Una expedición de búsqueda en la región ribereña culminó con la localización de fragmentos óseos y un artefacto detonante, evidenciando el nivel de riesgo en la zona y profundizando la crisis forense que arrastra Tamaulipas.
El escrutinio de los predios y brechas en la frontera norte del estado volvió a arrojar resultados alarmantes. Durante un despliegue operativo en el municipio de Miguel Alemán, brigadas de rastreo se toparon no solo con fragmentos óseos de origen humano, sino con un artefacto explosivo, lo que obligó a interrumpir de tajo las labores para aplicar protocolos de seguridad, acordonar el perímetro y salvaguardar la integridad de civiles y autoridades presentes.
Este episodio subraya la extrema peligrosidad bajo la cual operan los colectivos de familiares de desaparecidos. La presencia de pertrechos letales abandonados en la maleza confirma que las áreas utilizadas para la inhumación clandestina suelen ubicarse en perímetros que operaron como zonas de choque entre células del crimen organizado, quienes mantienen una disputa histórica por el control territorial de la llamada “Frontera Chica”.
El descubrimiento de estos fragmentos se engarza con un patrón continuo de hallazgos en la misma franja. Apenas en diligencias recientes, las cuadrillas forenses documentaron en ese municipio la recuperación de restos pertenecientes a por lo menos siete personas, distribuidos en un número igual de fosas irregulares. Esta constante recuperación de cadáveres no identificados satura aún más los anfiteatros y laboratorios de genética estatales, cuya capacidad de procesamiento se encuentra severamente rebasada.
La magnitud del colapso institucional fue confirmada recientemente por la propia cúpula de procuración de justicia. El titular de la Fiscalía estatal ha tenido que reconocer de forma pública un rezago monumental que asfixia a la dependencia, admitiendo la acumulación de miles de carpetas de investigación estancadas. Este embotellamiento burocrático significa que, aun cuando los colectivos logran desenterrar los cuerpos, los procesos de identificación biológica y la judicialización de los expedientes entran en una fase de letargo casi absoluto.

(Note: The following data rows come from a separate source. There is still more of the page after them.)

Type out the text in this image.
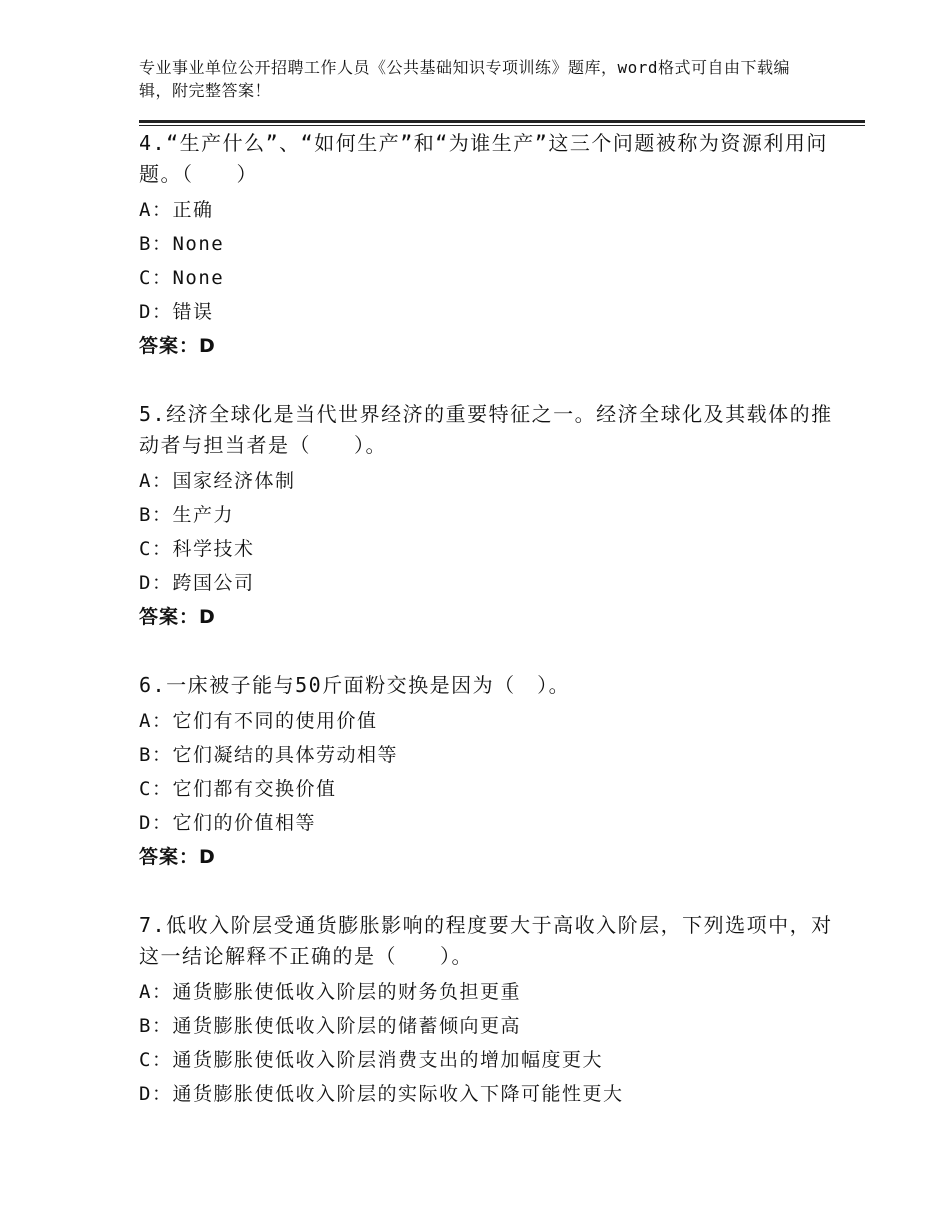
专业事业单位公开招聘工作人员《公共基础知识专项训练》题库，word格式可自由下载编辑，附完整答案！
4.“生产什么”、“如何生产”和“为谁生产”这三个问题被称为资源利用问题。（　　）
A：正确
B：None
C：None
D：错误
答案：D
5.经济全球化是当代世界经济的重要特征之一。经济全球化及其载体的推动者与担当者是（　　）。
A：国家经济体制
B：生产力
C：科学技术
D：跨国公司
答案：D
6.一床被子能与50斤面粉交换是因为（　）。
A：它们有不同的使用价值
B：它们凝结的具体劳动相等
C：它们都有交换价值
D：它们的价值相等
答案：D
7.低收入阶层受通货膨胀影响的程度要大于高收入阶层，下列选项中，对这一结论解释不正确的是（　　）。
A：通货膨胀使低收入阶层的财务负担更重
B：通货膨胀使低收入阶层的储蓄倾向更高
C：通货膨胀使低收入阶层消费支出的增加幅度更大
D：通货膨胀使低收入阶层的实际收入下降可能性更大
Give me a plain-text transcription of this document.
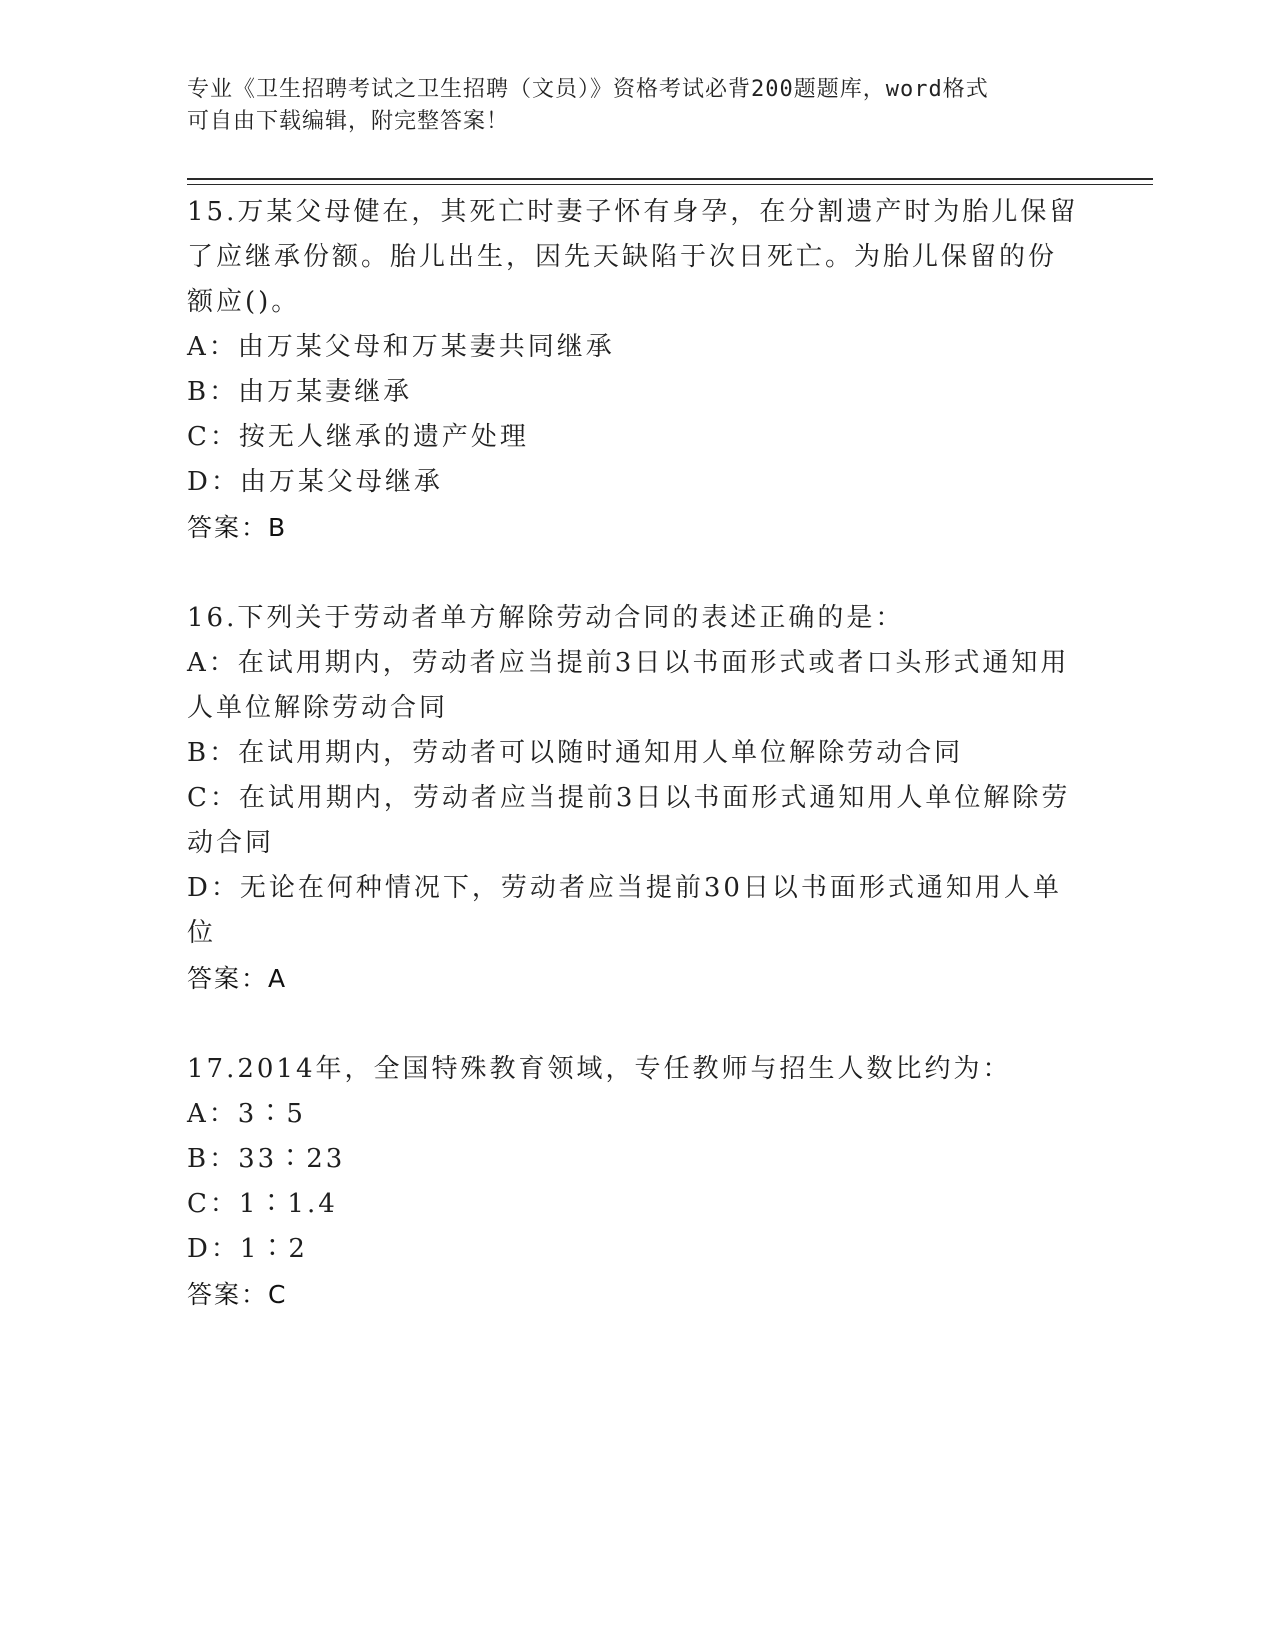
专业《卫生招聘考试之卫生招聘（文员）》资格考试必背200题题库，word格式
可自由下载编辑，附完整答案！
15.万某父母健在，其死亡时妻子怀有身孕，在分割遗产时为胎儿保留
了应继承份额。胎儿出生，因先天缺陷于次日死亡。为胎儿保留的份
额应()。
A：由万某父母和万某妻共同继承
B：由万某妻继承
C：按无人继承的遗产处理
D：由万某父母继承
答案：B
16.下列关于劳动者单方解除劳动合同的表述正确的是：
A：在试用期内，劳动者应当提前3日以书面形式或者口头形式通知用
人单位解除劳动合同
B：在试用期内，劳动者可以随时通知用人单位解除劳动合同
C：在试用期内，劳动者应当提前3日以书面形式通知用人单位解除劳
动合同
D：无论在何种情况下，劳动者应当提前30日以书面形式通知用人单
位
答案：A
17.2014年，全国特殊教育领域，专任教师与招生人数比约为：
A：3∶5
B：33∶23
C：1∶1.4
D：1∶2
答案：C
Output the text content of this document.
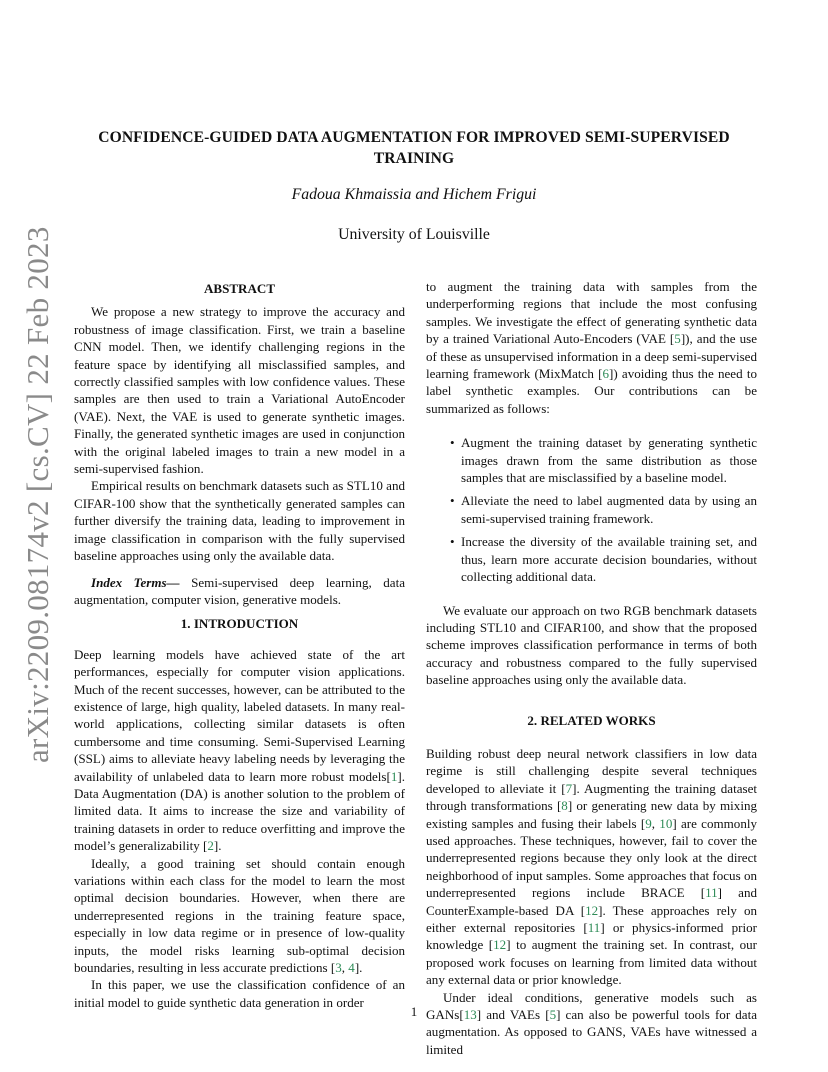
CONFIDENCE-GUIDED DATA AUGMENTATION FOR IMPROVED SEMI-SUPERVISED
TRAINING
Fadoua Khmaissia and Hichem Frigui
University of Louisville
arXiv:2209.08174v2 [cs.CV] 22 Feb 2023	ABSTRACT

We propose a new strategy to improve the accuracy and robustness of image classification. First, we train a baseline CNN model. Then, we identify challenging regions in the feature space by identifying all misclassified samples, and correctly classified samples with low confidence values. These samples are then used to train a Variational AutoEncoder (VAE). Next, the VAE is used to generate synthetic images. Finally, the generated synthetic images are used in conjunction with the original labeled images to train a new model in a semi-supervised fashion.

Empirical results on benchmark datasets such as STL10 and CIFAR-100 show that the synthetically generated samples can further diversify the training data, leading to improvement in image classification in comparison with the fully supervised baseline approaches using only the available data.

Index Terms— Semi-supervised deep learning, data augmentation, computer vision, generative models.

1. INTRODUCTION

Deep learning models have achieved state of the art performances, especially for computer vision applications. Much of the recent successes, however, can be attributed to the existence of large, high quality, labeled datasets. In many real-world applications, collecting similar datasets is often cumbersome and time consuming. Semi-Supervised Learning (SSL) aims to alleviate heavy labeling needs by leveraging the availability of unlabeled data to learn more robust models[1]. Data Augmentation (DA) is another solution to the problem of limited data. It aims to increase the size and variability of training datasets in order to reduce overfitting and improve the model’s generalizability [2].

Ideally, a good training set should contain enough variations within each class for the model to learn the most optimal decision boundaries. However, when there are underrepresented regions in the training feature space, especially in low data regime or in presence of low-quality inputs, the model risks learning sub-optimal decision boundaries, resulting in less accurate predictions [3, 4].

In this paper, we use the classification confidence of an initial model to guide synthetic data generation in order

to augment the training data with samples from the underperforming regions that include the most confusing samples. We investigate the effect of generating synthetic data by a trained Variational Auto-Encoders (VAE [5]), and the use of these as unsupervised information in a deep semi-supervised learning framework (MixMatch [6]) avoiding thus the need to label synthetic examples. Our contributions can be summarized as follows:

• Augment the training dataset by generating synthetic images drawn from the same distribution as those samples that are misclassified by a baseline model.
• Alleviate the need to label augmented data by using an semi-supervised training framework.
• Increase the diversity of the available training set, and thus, learn more accurate decision boundaries, without collecting additional data.

We evaluate our approach on two RGB benchmark datasets including STL10 and CIFAR100, and show that the proposed scheme improves classification performance in terms of both accuracy and robustness compared to the fully supervised baseline approaches using only the available data.

2. RELATED WORKS

Building robust deep neural network classifiers in low data regime is still challenging despite several techniques developed to alleviate it [7]. Augmenting the training dataset through transformations [8] or generating new data by mixing existing samples and fusing their labels [9, 10] are commonly used approaches. These techniques, however, fail to cover the underrepresented regions because they only look at the direct neighborhood of input samples. Some approaches that focus on underrepresented regions include BRACE [11] and CounterExample-based DA [12]. These approaches rely on either external repositories [11] or physics-informed prior knowledge [12] to augment the training set. In contrast, our proposed work focuses on learning from limited data without any external data or prior knowledge.

Under ideal conditions, generative models such as GANs[13] and VAEs [5] can also be powerful tools for data augmentation. As opposed to GANS, VAEs have witnessed a limited

1
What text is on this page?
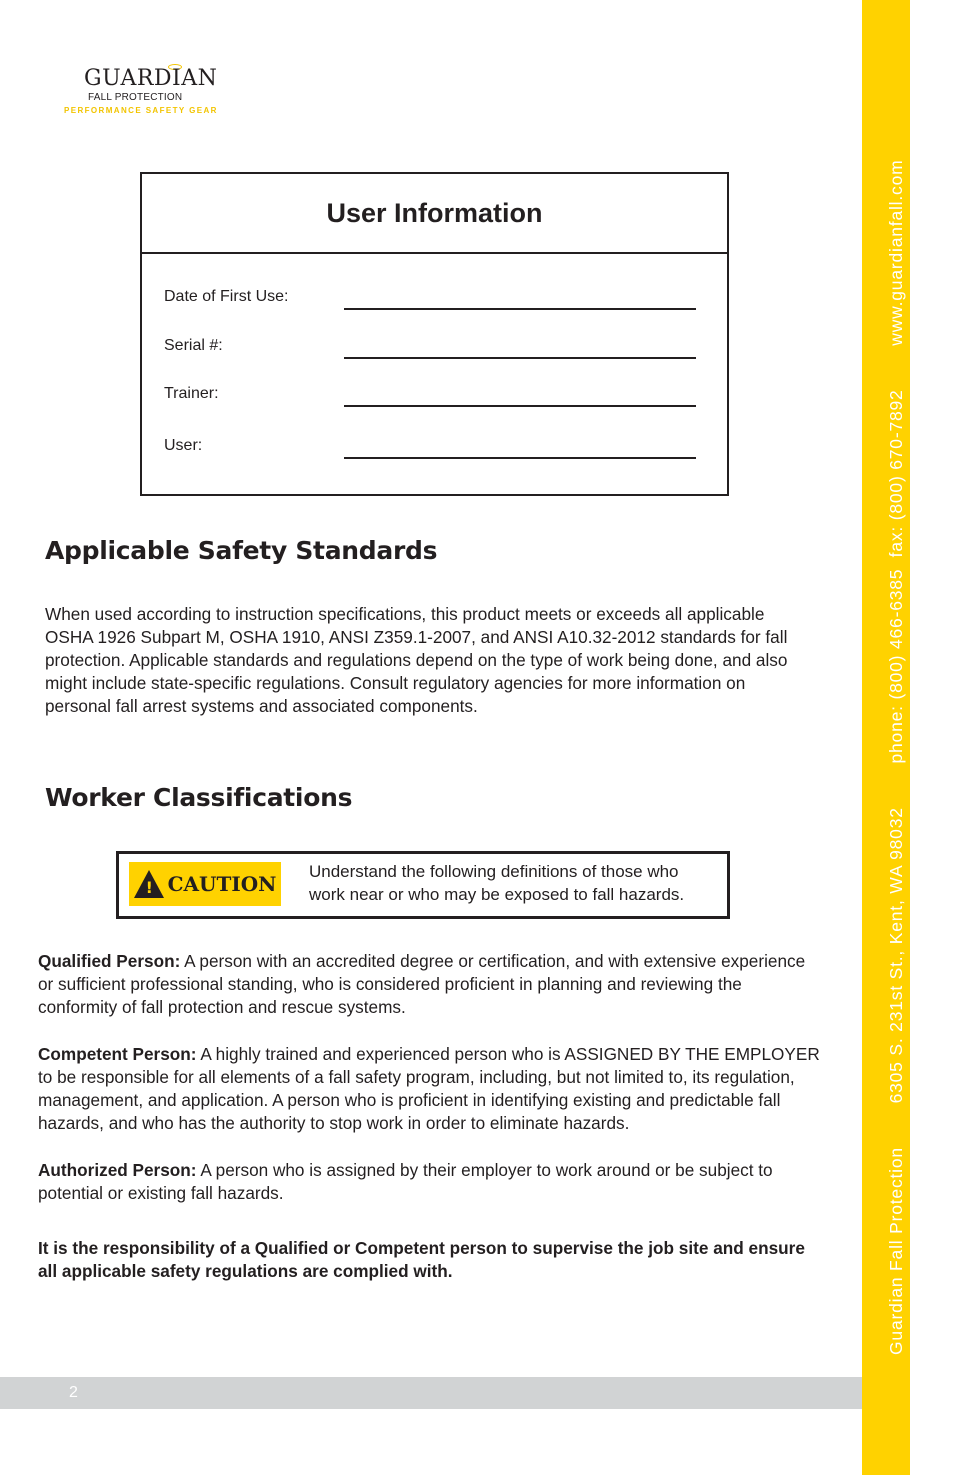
GUARDIAN
FALL PROTECTION
PERFORMANCE SAFETY GEAR
User Information
Date of First Use:
Serial #:
Trainer:
User:
Applicable Safety Standards

When used according to instruction specifications, this product meets or exceeds all applicable OSHA 1926 Subpart M, OSHA 1910, ANSI Z359.1-2007, and ANSI A10.32-2012 standards for fall protection. Applicable standards and regulations depend on the type of work being done, and also might include state-specific regulations. Consult regulatory agencies for more information on personal fall arrest systems and associated components.

Worker Classifications
! CAUTION
Understand the following definitions of those who work near or who may be exposed to fall hazards.

Qualified Person: A person with an accredited degree or certification, and with extensive experience or sufficient professional standing, who is considered proficient in planning and reviewing the conformity of fall protection and rescue systems.

Competent Person: A highly trained and experienced person who is ASSIGNED BY THE EMPLOYER to be responsible for all elements of a fall safety program, including, but not limited to, its regulation, management, and application. A person who is proficient in identifying existing and predictable fall hazards, and who has the authority to stop work in order to eliminate hazards.

Authorized Person: A person who is assigned by their employer to work around or be subject to potential or existing fall hazards.

It is the responsibility of a Qualified or Competent person to supervise the job site and ensure all applicable safety regulations are complied with.	Guardian Fall Protection 6305 S. 231st St., Kent, WA 98032 phone: (800) 466-6385  fax: (800) 670-7892 www.guardianfall.com
2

Para las organizaciones de búsqueda, el panorama refleja un doble frente de batalla. El incidente con el material explosivo en Miguel Alemán funciona como un crudo recordatorio de que el rastreo en Tamaulipas se ejecuta sobre campos minados, tanto en sentido literal como judicial. Mientras el aparato estatal intenta descifrar cómo desahogar el volumen de casos congelados, las brigadas ciudadanas continúan adentrándose en las brechas, asumiendo riesgos mortales ante el vacío de resultados oficiales.